In 1872 Ford sold his restaurants and entered the hotel business. He bought the four-story Sargent Hotel on Larimer Street, renaming it Ford’s Hotel, and acquired several lots at the corner of Blake and 16th Streets. There he spent $53,000 to build the Inter-Ocean Hotel. A grand four-story building in the Second Empire style, the Inter-Ocean was the finest hotel in Denver when it opened in 1873.
In the 1870s Ford was perhaps the most prominent black businessman in Denver, and he also became increasingly active in civic affairs. Already in 1866 he had helped establish the first adult education classes in Denver. In 1872 he became the first black man to serve on a federal grand jury in Colorado. An active member of the Republican Party, he served in several county conventions and was the first black man to be nominated to the Colorado Territorial legislature.

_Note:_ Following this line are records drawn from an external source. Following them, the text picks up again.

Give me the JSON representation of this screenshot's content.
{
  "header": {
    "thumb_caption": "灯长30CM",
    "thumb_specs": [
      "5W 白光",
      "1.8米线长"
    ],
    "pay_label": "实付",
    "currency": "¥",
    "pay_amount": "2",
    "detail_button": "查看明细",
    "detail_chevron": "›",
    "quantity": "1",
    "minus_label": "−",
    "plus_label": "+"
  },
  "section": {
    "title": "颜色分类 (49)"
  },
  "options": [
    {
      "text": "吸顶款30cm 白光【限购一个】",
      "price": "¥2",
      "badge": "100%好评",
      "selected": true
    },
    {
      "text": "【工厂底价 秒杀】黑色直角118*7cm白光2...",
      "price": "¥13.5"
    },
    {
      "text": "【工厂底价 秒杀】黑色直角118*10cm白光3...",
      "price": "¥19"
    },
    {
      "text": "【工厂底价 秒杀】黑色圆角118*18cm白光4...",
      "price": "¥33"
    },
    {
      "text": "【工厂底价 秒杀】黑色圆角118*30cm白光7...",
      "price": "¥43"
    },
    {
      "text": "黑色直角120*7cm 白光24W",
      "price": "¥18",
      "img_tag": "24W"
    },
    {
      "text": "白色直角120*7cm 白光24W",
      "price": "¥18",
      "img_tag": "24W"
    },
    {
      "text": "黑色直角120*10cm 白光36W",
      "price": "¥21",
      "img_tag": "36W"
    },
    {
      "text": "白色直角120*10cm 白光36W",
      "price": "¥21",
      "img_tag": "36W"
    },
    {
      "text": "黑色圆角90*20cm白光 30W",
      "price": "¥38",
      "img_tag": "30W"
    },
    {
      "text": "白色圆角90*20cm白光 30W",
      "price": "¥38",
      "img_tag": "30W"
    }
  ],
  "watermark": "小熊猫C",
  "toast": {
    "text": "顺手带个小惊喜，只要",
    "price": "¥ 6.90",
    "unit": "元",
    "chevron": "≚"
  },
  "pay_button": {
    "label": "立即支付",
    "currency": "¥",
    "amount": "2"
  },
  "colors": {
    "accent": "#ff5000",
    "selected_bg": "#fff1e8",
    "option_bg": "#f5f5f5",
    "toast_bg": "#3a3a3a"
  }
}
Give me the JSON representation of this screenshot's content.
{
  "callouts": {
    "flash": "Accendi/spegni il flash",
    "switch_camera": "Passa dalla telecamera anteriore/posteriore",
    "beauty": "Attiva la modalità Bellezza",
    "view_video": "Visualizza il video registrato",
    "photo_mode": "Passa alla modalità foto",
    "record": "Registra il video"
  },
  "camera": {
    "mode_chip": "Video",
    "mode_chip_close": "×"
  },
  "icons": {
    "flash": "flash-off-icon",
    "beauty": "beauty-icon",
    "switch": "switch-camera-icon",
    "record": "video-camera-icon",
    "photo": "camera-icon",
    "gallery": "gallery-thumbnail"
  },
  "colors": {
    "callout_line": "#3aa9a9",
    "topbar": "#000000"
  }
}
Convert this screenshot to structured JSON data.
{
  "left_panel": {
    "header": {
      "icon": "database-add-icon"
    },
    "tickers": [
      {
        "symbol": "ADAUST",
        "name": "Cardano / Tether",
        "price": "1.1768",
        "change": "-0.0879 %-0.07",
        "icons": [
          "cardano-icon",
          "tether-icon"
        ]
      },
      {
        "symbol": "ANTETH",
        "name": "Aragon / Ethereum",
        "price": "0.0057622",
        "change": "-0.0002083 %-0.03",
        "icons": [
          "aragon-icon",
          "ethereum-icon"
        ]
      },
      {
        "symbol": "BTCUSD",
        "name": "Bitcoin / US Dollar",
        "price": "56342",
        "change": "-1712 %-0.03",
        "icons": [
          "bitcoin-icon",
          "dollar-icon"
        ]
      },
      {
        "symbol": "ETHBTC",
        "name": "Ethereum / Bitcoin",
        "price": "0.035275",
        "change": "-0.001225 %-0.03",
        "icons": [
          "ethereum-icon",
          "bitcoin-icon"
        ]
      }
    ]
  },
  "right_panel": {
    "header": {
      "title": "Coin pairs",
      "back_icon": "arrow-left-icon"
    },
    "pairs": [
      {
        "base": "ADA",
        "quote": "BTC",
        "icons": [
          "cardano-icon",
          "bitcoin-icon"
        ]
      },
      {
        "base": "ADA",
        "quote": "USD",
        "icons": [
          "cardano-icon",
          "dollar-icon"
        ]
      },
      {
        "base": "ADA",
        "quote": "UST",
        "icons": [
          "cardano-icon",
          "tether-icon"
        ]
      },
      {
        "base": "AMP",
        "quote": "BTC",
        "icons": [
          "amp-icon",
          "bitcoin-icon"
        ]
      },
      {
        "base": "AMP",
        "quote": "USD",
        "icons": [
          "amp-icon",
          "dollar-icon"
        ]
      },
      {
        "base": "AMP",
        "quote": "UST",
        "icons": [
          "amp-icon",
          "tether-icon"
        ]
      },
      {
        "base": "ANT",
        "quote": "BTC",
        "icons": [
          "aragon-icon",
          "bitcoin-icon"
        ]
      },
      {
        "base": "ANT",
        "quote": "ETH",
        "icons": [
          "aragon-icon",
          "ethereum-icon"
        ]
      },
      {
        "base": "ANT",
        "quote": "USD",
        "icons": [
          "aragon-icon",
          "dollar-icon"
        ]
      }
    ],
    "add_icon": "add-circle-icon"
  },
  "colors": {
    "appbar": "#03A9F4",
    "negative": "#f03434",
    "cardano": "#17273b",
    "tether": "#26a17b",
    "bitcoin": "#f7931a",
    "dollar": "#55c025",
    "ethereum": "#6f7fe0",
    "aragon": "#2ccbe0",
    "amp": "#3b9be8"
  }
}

The Panic of 1873 and losses incurred on a second Inter-Ocean Hotel in Cheyenne, Wyoming, caused Ford a series of financial setbacks. In 1880 he returned to Breckenridge, where he had been run off his claim in the early 1860s, to take advantage of a new silver boom there. He started a popular restaurant, Ford’s Restaurant and Chop Stand (or Ford’s Chop House), making him the first black business owner in town. A profitable restaurant and wise mining investments quickly restored his fortune. In 1882 he built an elegant house for his family in Breckenridge’s wealthy residential district just east of Main Street. His house still stands on East Washington Avenue.
In 1890 Ford and his wife moved back to Denver, where he continued to manage his various business interests until his death on December 14, 1902. Since then several landmarks and buildings across the state have been named in his honor. In 1964 the hill south of Breckenridge where Ford was run off his claim was renamed Barney Ford Hill. In 1973 Denver Public Schools named a new elementary school after him, and the Denver Housing Authority also has a residential high-rise named Barney Ford Heights. In 1992 he was inducted into the Colorado Business Hall of Fame.
Ford once owned many properties in Denver, but most of them, including his grand Inter-Ocean Hotel, have been torn down. One that remains basically intact is the People’s Restaurant, Ford’s first successful restaurant in Colorado, which continues to occupy 1514 Blake Street in Denver. In addition, the Breckenridge Heritage Alliance has restored the Ford family’s house on Washington Avenue and now operates it as a museum.